Infinity 2k20

#include
#include<bits/stdc++.h>
using namespace std;
#define ll long long int
int main() {
ll t;
cin>>t;
while(t–)
{
ll x,y;
cin>>x>>y;
if(x==y)
cout<<0<<endl;
else if(x>=0 && y>=0)
{
if((y-x)>0)
{
if((y-x)%2==0)
cout<<2<<endl;
else
cout<<1<<endl;
}
else if((y-x)<0)
{
if(((abs(y-x))%2)!=0)
cout<<2<<endl;
else
cout<<1<<endl;
}
}
// else if((x%2)==0 && (x>0) && ((y%2)!=0 && y<0))
// cout<<2<<endl;
// else if((x%2)!=0 && (x>0) && ((y%2)==0 && y<0))
// cout<<2<<endl;
// else if((x%2)==0 && (x<0) && ((y%2)==0 && y>0))
// cout<<2<<endl;
// else
// cout<<1<<endl;
else if((x<0 && y<0) || (x<0 || y<0))
{
if((x%2)==0 && (x>0) && ((abs(y))%2)!=0 && (y<0))
cout<<2<<endl;
else if((abs(x))%2==0 && (x<0) && ((abs(y))%2)!=0 && (y<0))
cout<<2<<endl;
else if(((abs(x))%2)!=0 && (x<0) && (y%2)==0 && (y>0))
cout<<1<<endl;
else if(((abs(x))%2)!=0 && (x<0) && ((abs(y))%2==0) && (y<0))
cout<<1<<endl;

   else if((abs(x%2))!=0 && (x<0) && (((abs(y))%2)!=0) && (y>0))
        cout<<2<<endl;
   else if((abs(x))%2==0 && (x<0) && (y%2)==0 && (y>0))
        cout<<2<<endl;
        
   else if((x%2)!=0 && (x>0) && ((abs(y))%2==0) && (y<0))
        cout<<2<<endl;
   else
        cout<<1<<endl;
   }
   
}
return 0;

}
This is first one of infinity 2k20 can someone tell where I have missed some cases. and how to improve it?
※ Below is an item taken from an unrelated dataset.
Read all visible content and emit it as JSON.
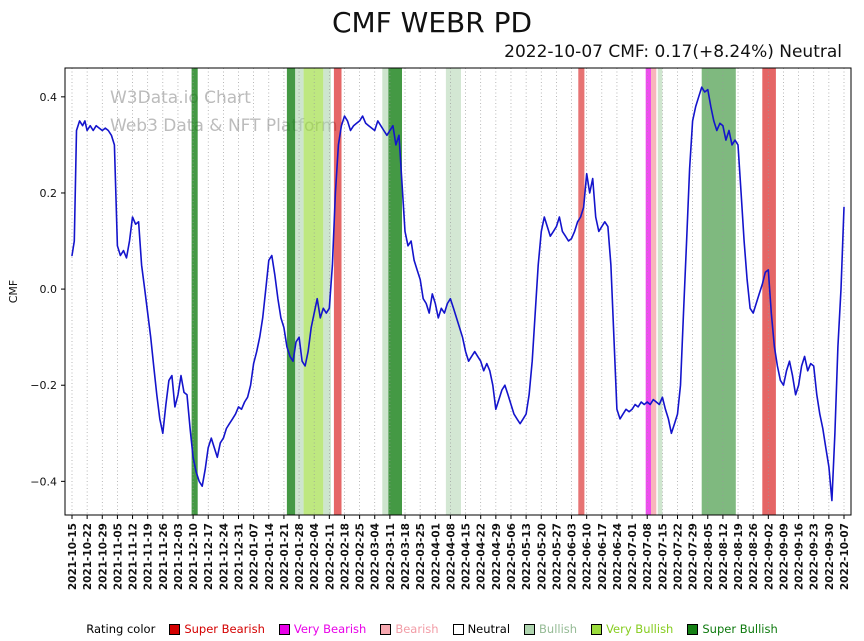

First off, this code is ugly as hell. Work on your implementation skill.

Now, I’ll give you a few hints which you can utilize to solve this problem:

HINT 1: Is solving for X > Y and X < Y the same?
HINT 2: How does parity of X and Y affect the overall result?
HINT 3: There are 3 possible answers to a query (excluding 0).

If you are able to break it into cases, you’ll get going in no time. Happy solving!

Here u missed the case when the answer will be 3.
That is the case when ur Y>X and (Y-X)/2==even then ur answer is 3 else if it is odd answer is 2.
For e.g. let X=0 and Y =40.Here you can’t reach to 40 by adding up ‘a’ because ur ‘a’ must be odd integer.So here what you can do is simply adding up 25 in one step and another 25 in other step. Now ur X will be 50(i.e.0+25+25==50).Now in the third step u can simply subtract X by (b==10). So at the end ur X when subtracted by 10(50-10==40) which is the required Y. Hope it helps you.

I will improve it

Thanks